Other QinetiQ contracts with the MoD have included:
- A 2018 deal for the provision of “engineering services” worth an eye-watering £2.5bn.
- The supply of lasers for the DragonFire energy beam, trialled at the secretive Porton Down research centre.
- £32m for the Future Combat Air System.
As openDemocracy reported in January, Harborne donated £1m to a Boris Johnson shell company, known as ‘The Office Of Boris Johnson Ltd’. That company lists the former PM as the majority shareholder and a “person with significant control”.
Johnson declared Harborne’s donation in the Register of Members’ Financial Interests:
Name of donor: Christopher Harborne
Address of donor: private
Amount of donation or nature and value if donation in kind: £1,000,000 to The Office of Boris Johnson Ltd
Date received: 21 November 2022
Date accepted: 21 November 2022
Donor status: individual
(Registered 16 December 2022)
Harborne has also donated £1.8m to the Conservative Party.
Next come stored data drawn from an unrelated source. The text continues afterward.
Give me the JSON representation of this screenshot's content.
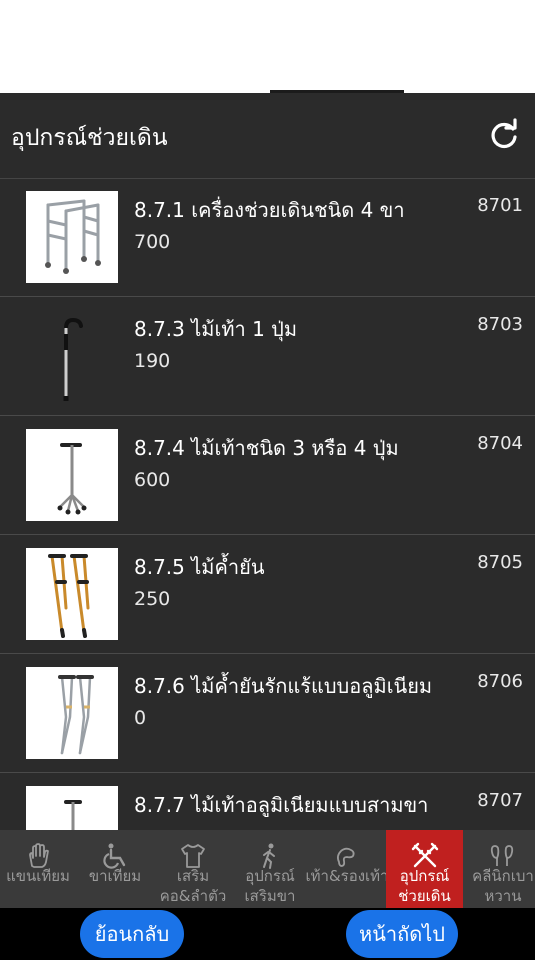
{
  "header": {
    "title": "อุปกรณ์ช่วยเดิน"
  },
  "items": [
    {
      "name": "8.7.1 เครื่องช่วยเดินชนิด 4 ขา",
      "price": "700",
      "code": "8701"
    },
    {
      "name": "8.7.3 ไม้เท้า 1 ปุ่ม",
      "price": "190",
      "code": "8703"
    },
    {
      "name": "8.7.4 ไม้เท้าชนิด 3 หรือ 4 ปุ่ม",
      "price": "600",
      "code": "8704"
    },
    {
      "name": "8.7.5 ไม้ค้ำยัน",
      "price": "250",
      "code": "8705"
    },
    {
      "name": "8.7.6 ไม้ค้ำยันรักแร้แบบอลูมิเนียม",
      "price": "0",
      "code": "8706"
    },
    {
      "name": "8.7.7 ไม้เท้าอลูมิเนียมแบบสามขา",
      "price": "",
      "code": "8707"
    }
  ],
  "tabs": [
    {
      "label1": "แขนเทียม",
      "label2": "",
      "icon": "hand-icon"
    },
    {
      "label1": "ขาเทียม",
      "label2": "",
      "icon": "wheelchair-icon"
    },
    {
      "label1": "เสริม",
      "label2": "คอ&ลำตัว",
      "icon": "shirt-icon"
    },
    {
      "label1": "อุปกรณ์",
      "label2": "เสริมขา",
      "icon": "walking-person-icon"
    },
    {
      "label1": "เท้า&รองเท้า",
      "label2": "",
      "icon": "foot-icon"
    },
    {
      "label1": "อุปกรณ์",
      "label2": "ช่วยเดิน",
      "icon": "crossed-crutches-icon",
      "active": true
    },
    {
      "label1": "คลีนิกเบา",
      "label2": "หวาน",
      "icon": "clinic-icon"
    }
  ],
  "buttons": {
    "back": "ย้อนกลับ",
    "next": "หน้าถัดไป"
  },
  "colors": {
    "panel": "#2b2b2b",
    "active_tab": "#c0201f",
    "button": "#1a73e8",
    "tabbar": "#3a3a3a"
  }
}
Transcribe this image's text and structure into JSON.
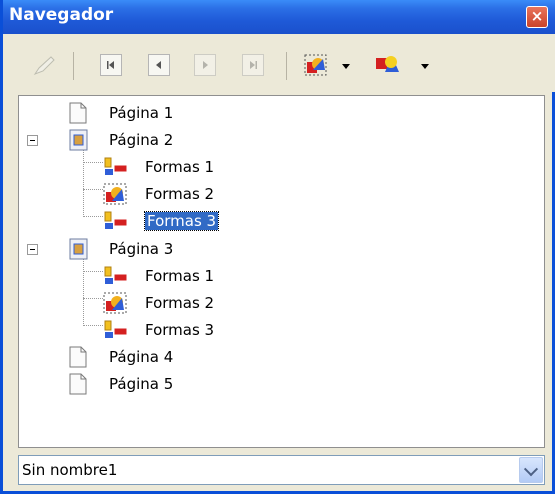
{
  "window": {
    "title": "Navegador"
  },
  "icons": {
    "pen": "pen-icon",
    "first": "first-page-icon",
    "previous": "previous-page-icon",
    "next": "next-page-icon",
    "last": "last-page-icon",
    "drag_mode": "drag-mode-icon",
    "shapes": "shapes-icon",
    "page": "page-icon",
    "shape_group": "shape-group-icon"
  },
  "tree": [
    {
      "label": "Página 1",
      "level": 0
    },
    {
      "label": "Página 2",
      "level": 0,
      "expanded": true
    },
    {
      "label": "Formas 1",
      "level": 1
    },
    {
      "label": "Formas 2",
      "level": 1
    },
    {
      "label": "Formas 3",
      "level": 1,
      "selected": true
    },
    {
      "label": "Página 3",
      "level": 0,
      "expanded": true
    },
    {
      "label": "Formas 1",
      "level": 1
    },
    {
      "label": "Formas 2",
      "level": 1
    },
    {
      "label": "Formas 3",
      "level": 1
    },
    {
      "label": "Página 4",
      "level": 0
    },
    {
      "label": "Página 5",
      "level": 0
    }
  ],
  "document_select": {
    "value": "Sin nombre1"
  },
  "colors": {
    "titlebar": "#2b6fe6",
    "selection": "#316ac5",
    "close": "#d4583a"
  }
}
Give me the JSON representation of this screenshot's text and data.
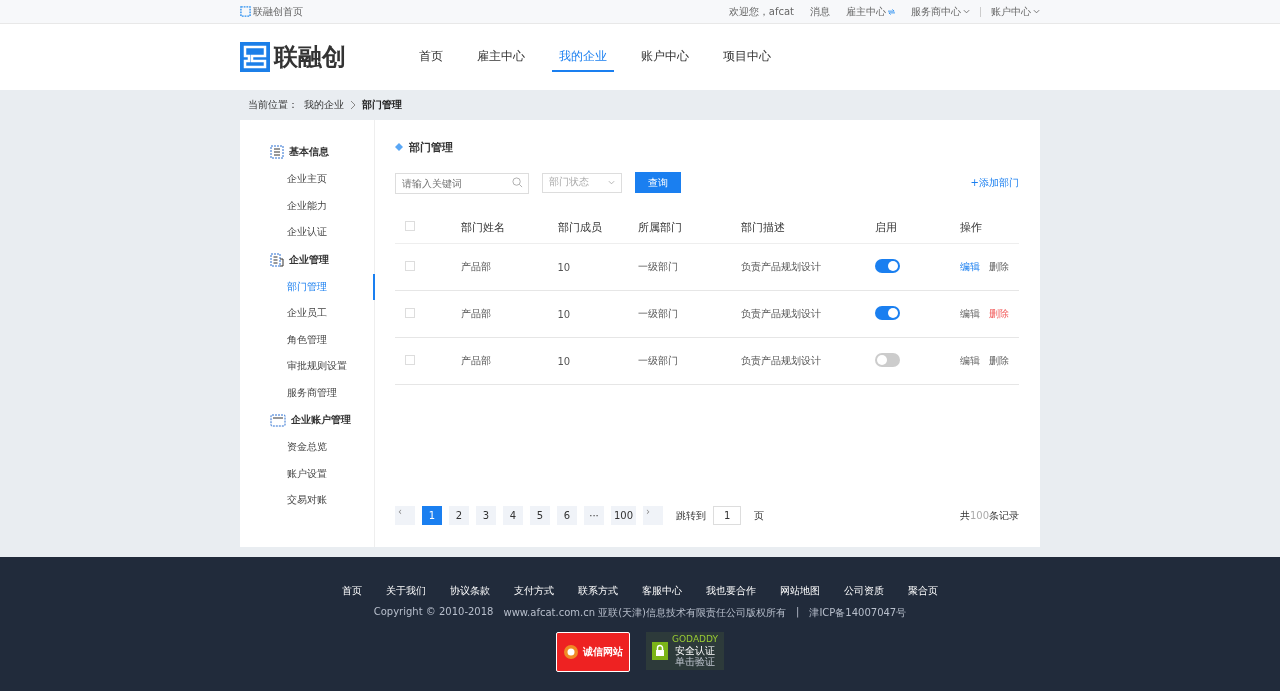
{
  "top_bar": {
    "home_link": "联融创首页",
    "welcome": "欢迎您，afcat",
    "links": [
      {
        "label": "消息",
        "kind": "plain"
      },
      {
        "label": "雇主中心",
        "kind": "switch"
      },
      {
        "label": "服务商中心",
        "kind": "dropdown"
      },
      {
        "label": "账户中心",
        "kind": "dropdown"
      }
    ]
  },
  "header": {
    "logo": "联融创",
    "nav": [
      {
        "label": "首页",
        "selected": false
      },
      {
        "label": "雇主中心",
        "selected": false
      },
      {
        "label": "我的企业",
        "selected": true
      },
      {
        "label": "账户中心",
        "selected": false
      },
      {
        "label": "项目中心",
        "selected": false
      }
    ]
  },
  "breadcrumb": {
    "label": "当前位置：",
    "items": [
      "我的企业"
    ],
    "current": "部门管理"
  },
  "sidebar": [
    {
      "title": "基本信息",
      "items": [
        {
          "label": "企业主页",
          "selected": false
        },
        {
          "label": "企业能力",
          "selected": false
        },
        {
          "label": "企业认证",
          "selected": false
        }
      ]
    },
    {
      "title": "企业管理",
      "items": [
        {
          "label": "部门管理",
          "selected": true
        },
        {
          "label": "企业员工",
          "selected": false
        },
        {
          "label": "角色管理",
          "selected": false
        },
        {
          "label": "审批规则设置",
          "selected": false
        },
        {
          "label": "服务商管理",
          "selected": false
        }
      ]
    },
    {
      "title": "企业账户管理",
      "items": [
        {
          "label": "资金总览",
          "selected": false
        },
        {
          "label": "账户设置",
          "selected": false
        },
        {
          "label": "交易对账",
          "selected": false
        }
      ]
    }
  ],
  "main": {
    "title": "部门管理",
    "search": {
      "placeholder": "请输入关键词"
    },
    "status_select": {
      "placeholder": "部门状态"
    },
    "query_button": "查询",
    "add_link": "+添加部门",
    "table": {
      "columns": [
        "部门姓名",
        "部门成员",
        "所属部门",
        "部门描述",
        "启用",
        "操作"
      ],
      "header_checked": false,
      "rows": [
        {
          "checked": false,
          "name": "产品部",
          "members": "10",
          "parent": "一级部门",
          "description": "负责产品规划设计",
          "enabled": true,
          "actions": [
            {
              "label": "编辑",
              "kind": "link"
            },
            {
              "label": "删除",
              "kind": "plain"
            }
          ]
        },
        {
          "checked": false,
          "name": "产品部",
          "members": "10",
          "parent": "一级部门",
          "description": "负责产品规划设计",
          "enabled": true,
          "actions": [
            {
              "label": "编辑",
              "kind": "plain"
            },
            {
              "label": "删除",
              "kind": "danger"
            }
          ]
        },
        {
          "checked": false,
          "name": "产品部",
          "members": "10",
          "parent": "一级部门",
          "description": "负责产品规划设计",
          "enabled": false,
          "actions": [
            {
              "label": "编辑",
              "kind": "plain"
            },
            {
              "label": "删除",
              "kind": "plain"
            }
          ]
        }
      ]
    },
    "pagination": {
      "prev": "‹",
      "pages": [
        {
          "label": "1",
          "selected": true
        },
        {
          "label": "2",
          "selected": false
        },
        {
          "label": "3",
          "selected": false
        },
        {
          "label": "4",
          "selected": false
        },
        {
          "label": "5",
          "selected": false
        },
        {
          "label": "6",
          "selected": false
        },
        {
          "label": "···",
          "selected": false
        },
        {
          "label": "100",
          "selected": false
        }
      ],
      "next": "›",
      "jump_label": "跳转到",
      "jump_value": "1",
      "jump_unit": "页",
      "total_prefix": "共",
      "total_count": "100",
      "total_suffix": "条记录"
    }
  },
  "footer": {
    "links": [
      "首页",
      "关于我们",
      "协议条款",
      "支付方式",
      "联系方式",
      "客服中心",
      "我也要合作",
      "网站地图",
      "公司资质",
      "聚合页"
    ],
    "copyright": "Copyright © 2010-2018",
    "site": "www.afcat.com.cn 亚联(天津)信息技术有限责任公司版权所有",
    "separator": "|",
    "icp": "津ICP备14007047号",
    "badges": [
      {
        "kind": "trust",
        "texts": [
          "诚信网站"
        ]
      },
      {
        "kind": "secure",
        "texts": [
          "GODADDY",
          "安全认证",
          "单击验证"
        ]
      }
    ]
  }
}
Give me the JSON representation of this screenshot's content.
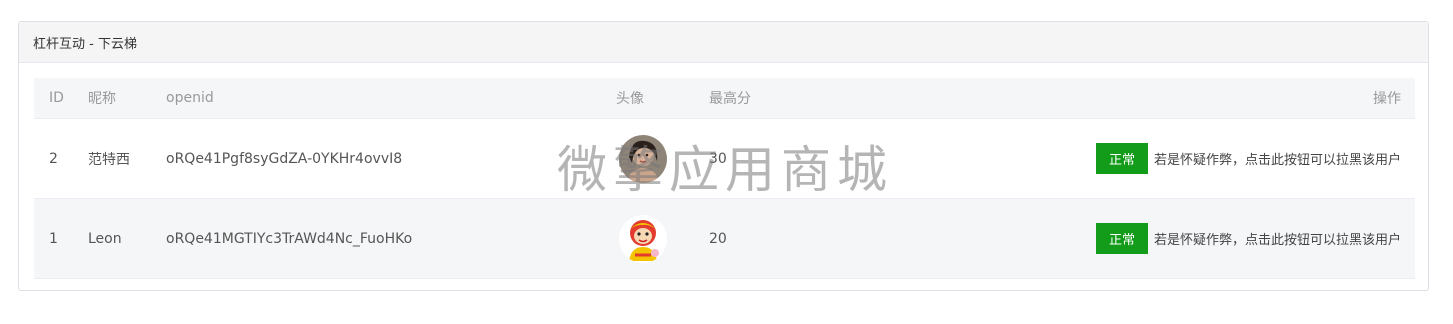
{
  "panel": {
    "title": "杠杆互动 - 下云梯"
  },
  "table": {
    "headers": [
      "ID",
      "昵称",
      "openid",
      "头像",
      "最高分",
      "操作"
    ],
    "rows": [
      {
        "id": "2",
        "nickname": "范特西",
        "openid": "oRQe41Pgf8syGdZA-0YKHr4ovvI8",
        "avatar_icon": "female-portrait-avatar",
        "score": "30",
        "status_label": "正常",
        "action_hint": "若是怀疑作弊，点击此按钮可以拉黑该用户"
      },
      {
        "id": "1",
        "nickname": "Leon",
        "openid": "oRQe41MGTIYc3TrAWd4Nc_FuoHKo",
        "avatar_icon": "cartoon-monkey-avatar",
        "score": "20",
        "status_label": "正常",
        "action_hint": "若是怀疑作弊，点击此按钮可以拉黑该用户"
      }
    ]
  },
  "watermark": "微擎应用商城",
  "colors": {
    "status_button": "#139c1a",
    "header_bg": "#f5f5f5",
    "row_alt_bg": "#f5f6f8"
  }
}
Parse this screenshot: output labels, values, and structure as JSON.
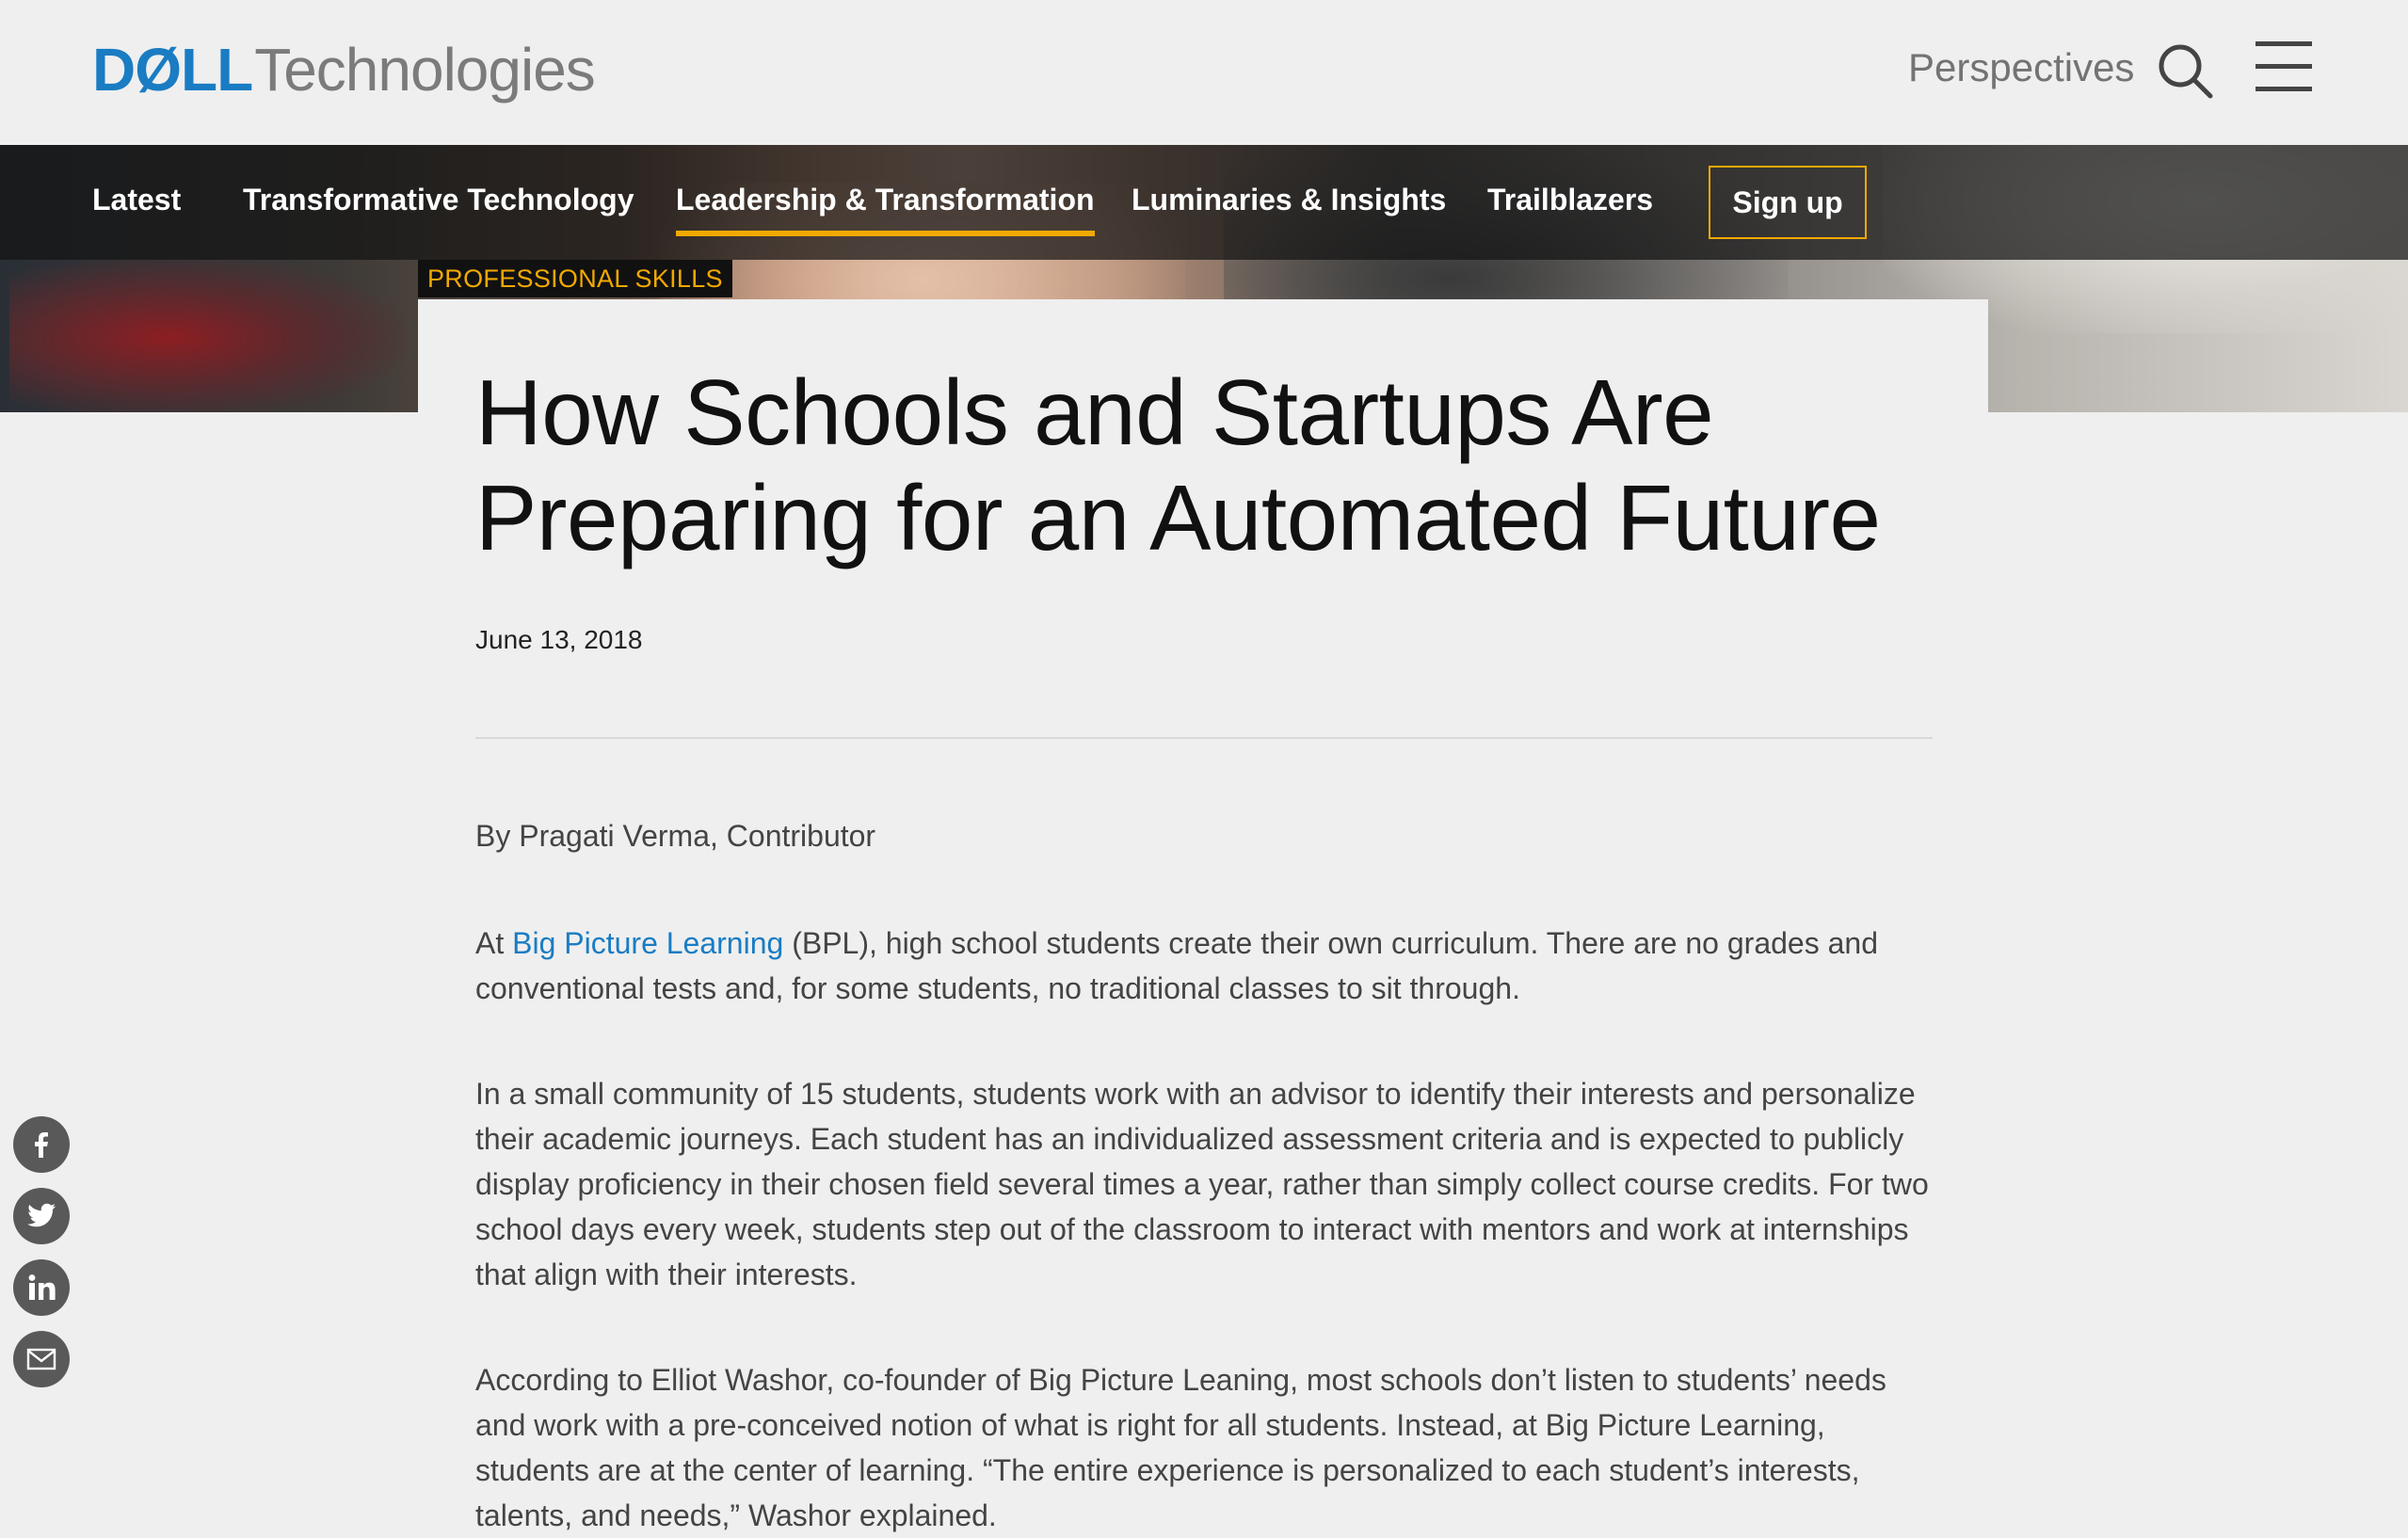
{
  "header": {
    "logo_dell": "DØLL",
    "logo_tech": "Technologies",
    "perspectives": "Perspectives"
  },
  "nav": {
    "items": [
      {
        "label": "Latest"
      },
      {
        "label": "Transformative Technology"
      },
      {
        "label": "Leadership & Transformation"
      },
      {
        "label": "Luminaries & Insights"
      },
      {
        "label": "Trailblazers"
      }
    ],
    "active": "Leadership & Transformation",
    "signup": "Sign up"
  },
  "article": {
    "category": "PROFESSIONAL SKILLS",
    "title": "How Schools and Startups Are Preparing for an Automated Future",
    "date": "June 13, 2018",
    "byline": "By Pragati Verma, Contributor",
    "p1_before": "At ",
    "p1_link": "Big Picture Learning",
    "p1_after": " (BPL), high school students create their own curriculum. There are no grades and conventional tests and, for some students, no traditional classes to sit through.",
    "p2": "In a small community of 15 students, students work with an advisor to identify their interests and personalize their academic journeys. Each student has an individualized assessment criteria and is expected to publicly display proficiency in their chosen field several times a year, rather than simply collect course credits. For two school days every week, students step out of the classroom to interact with mentors and work at internships that align with their interests.",
    "p3": "According to Elliot Washor, co-founder of Big Picture Leaning, most schools don’t listen to students’ needs and work with a pre-conceived notion of what is right for all students. Instead, at Big Picture Learning, students are at the center of learning. “The entire experience is personalized to each student’s interests, talents, and needs,” Washor explained."
  },
  "social": [
    "facebook-icon",
    "twitter-icon",
    "linkedin-icon",
    "email-icon"
  ],
  "colors": {
    "accent": "#f2a900",
    "link": "#1a7cc3",
    "brand": "#1a7cc3"
  }
}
In 2021, the Canary reported that defence secretary Ben Wallace previously worked for QinetiQ as its overseas director, security and intelligence. There’s also speculation that Johnson may intend to use Harborne’s donation to help relaunch his parliamentary career.
Meanwhile, questions remain about Harborne’s financial support to the Conservative Party and to Johnson.
Such questions are particularly relevant given QinetiQ’s ongoing relationship with the MoD, and its related effects on global populations.